Question

Write a backtracking algorithm for the \(n\) -Queens Problem that uses a version of procedure expand instead of a version of procedure checknode.

Short answer

The backtracking algorithm for the n-Queens problem with the expand procedure starts from an empty chessboard and recursively places queens on the board, generating children nodes. It backtracks when it fails to place a queen, returning to the previous node and trying a different placement. The algorithm continues this process until a solution is found or all placements are exhausted.

Step-by-step solution

Creating the initial node

Create an empty chessboard as the initial node for the backtracking algorithm and define the expand procedure. Since the queens are unique (no two are alike), we'll index them and try placing them on the board. Start by placing the first queen (index 0) in every possible space on the board (which would be \(n\) possibilities). Generate \(n\) children nodes, each representing a different placement of the first queen.

Recursive call

Let's assume we have a node that represents the placement of k queens on the board. Then the expand procedure will generate the children node by placing the queen \(k + 1\) in all possible spaces on the board where it is not threatened by any other queen already placed on the board. It's important to note that we only need to check the queens that have already been placed. This is the 'expand' procedure which will recursively go down the tree from the root node (empty chessboard), placing queens on the board and generating children nodes for each placement.

Handle base cases

There are two base cases to handle here. First, if we have placed all \(n\) queens on the board, then we have found a solution, so return the current board. Second, if we couldn't place a queen in any row during the 'expand' procedure, that means we have hit a dead-end. In that case, we backtrack and remove the queen placed in the previous procedure, marking it as not feasible.

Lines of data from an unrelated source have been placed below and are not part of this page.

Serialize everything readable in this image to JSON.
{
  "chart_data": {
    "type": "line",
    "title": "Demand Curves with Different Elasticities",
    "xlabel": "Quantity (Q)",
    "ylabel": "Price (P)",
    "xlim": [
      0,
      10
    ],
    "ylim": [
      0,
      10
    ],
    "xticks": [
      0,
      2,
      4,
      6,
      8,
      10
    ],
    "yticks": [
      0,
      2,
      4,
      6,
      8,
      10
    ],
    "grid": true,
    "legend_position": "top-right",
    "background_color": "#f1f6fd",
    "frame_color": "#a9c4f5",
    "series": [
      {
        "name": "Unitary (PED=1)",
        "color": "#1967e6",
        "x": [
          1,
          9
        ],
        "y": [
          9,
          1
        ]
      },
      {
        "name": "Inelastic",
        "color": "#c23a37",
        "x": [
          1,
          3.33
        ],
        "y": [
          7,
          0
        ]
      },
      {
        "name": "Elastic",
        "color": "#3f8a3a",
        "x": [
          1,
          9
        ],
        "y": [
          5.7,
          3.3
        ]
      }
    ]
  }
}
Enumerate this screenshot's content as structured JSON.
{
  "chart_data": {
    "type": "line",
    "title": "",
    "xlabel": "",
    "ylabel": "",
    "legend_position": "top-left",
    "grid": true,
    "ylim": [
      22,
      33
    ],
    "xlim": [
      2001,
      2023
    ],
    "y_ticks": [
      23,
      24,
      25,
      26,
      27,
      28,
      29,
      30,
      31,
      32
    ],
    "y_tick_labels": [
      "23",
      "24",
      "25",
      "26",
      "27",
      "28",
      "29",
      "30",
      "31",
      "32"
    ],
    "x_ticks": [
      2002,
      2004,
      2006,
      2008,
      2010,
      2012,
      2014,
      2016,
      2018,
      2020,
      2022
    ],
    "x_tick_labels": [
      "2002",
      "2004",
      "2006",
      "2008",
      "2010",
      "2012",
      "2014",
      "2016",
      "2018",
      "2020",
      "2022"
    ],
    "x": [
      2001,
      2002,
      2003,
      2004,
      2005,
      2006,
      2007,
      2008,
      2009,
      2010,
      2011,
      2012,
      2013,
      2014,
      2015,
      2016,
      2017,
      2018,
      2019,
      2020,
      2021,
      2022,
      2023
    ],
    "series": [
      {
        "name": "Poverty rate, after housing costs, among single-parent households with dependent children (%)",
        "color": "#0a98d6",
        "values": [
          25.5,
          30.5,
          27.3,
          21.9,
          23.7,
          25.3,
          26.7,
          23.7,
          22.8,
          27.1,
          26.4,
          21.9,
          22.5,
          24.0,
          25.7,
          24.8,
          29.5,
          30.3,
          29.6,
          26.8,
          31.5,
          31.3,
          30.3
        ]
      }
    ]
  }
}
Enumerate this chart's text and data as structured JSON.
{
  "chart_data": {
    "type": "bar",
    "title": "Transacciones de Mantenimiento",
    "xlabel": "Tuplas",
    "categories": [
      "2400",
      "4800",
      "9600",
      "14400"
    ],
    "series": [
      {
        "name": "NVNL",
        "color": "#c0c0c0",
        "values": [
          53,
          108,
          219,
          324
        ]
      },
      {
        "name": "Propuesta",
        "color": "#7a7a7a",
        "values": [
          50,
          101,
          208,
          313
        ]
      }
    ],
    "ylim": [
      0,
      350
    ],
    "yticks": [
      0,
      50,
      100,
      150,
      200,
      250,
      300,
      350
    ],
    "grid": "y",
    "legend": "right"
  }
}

Iterative backtracking algorithm

This expands on the third step and outlines how backtracking works. Start from the root node (empty chessboard). Then, while there are untried ways of placing the queens, choose one and update the board accordingly. Apply the expand procedure to generate the children nodes. If we find a solution during this process, return the corresponding board. If not, backtrack to the previous node and try a different placement until a solution is found or all placements have been tested.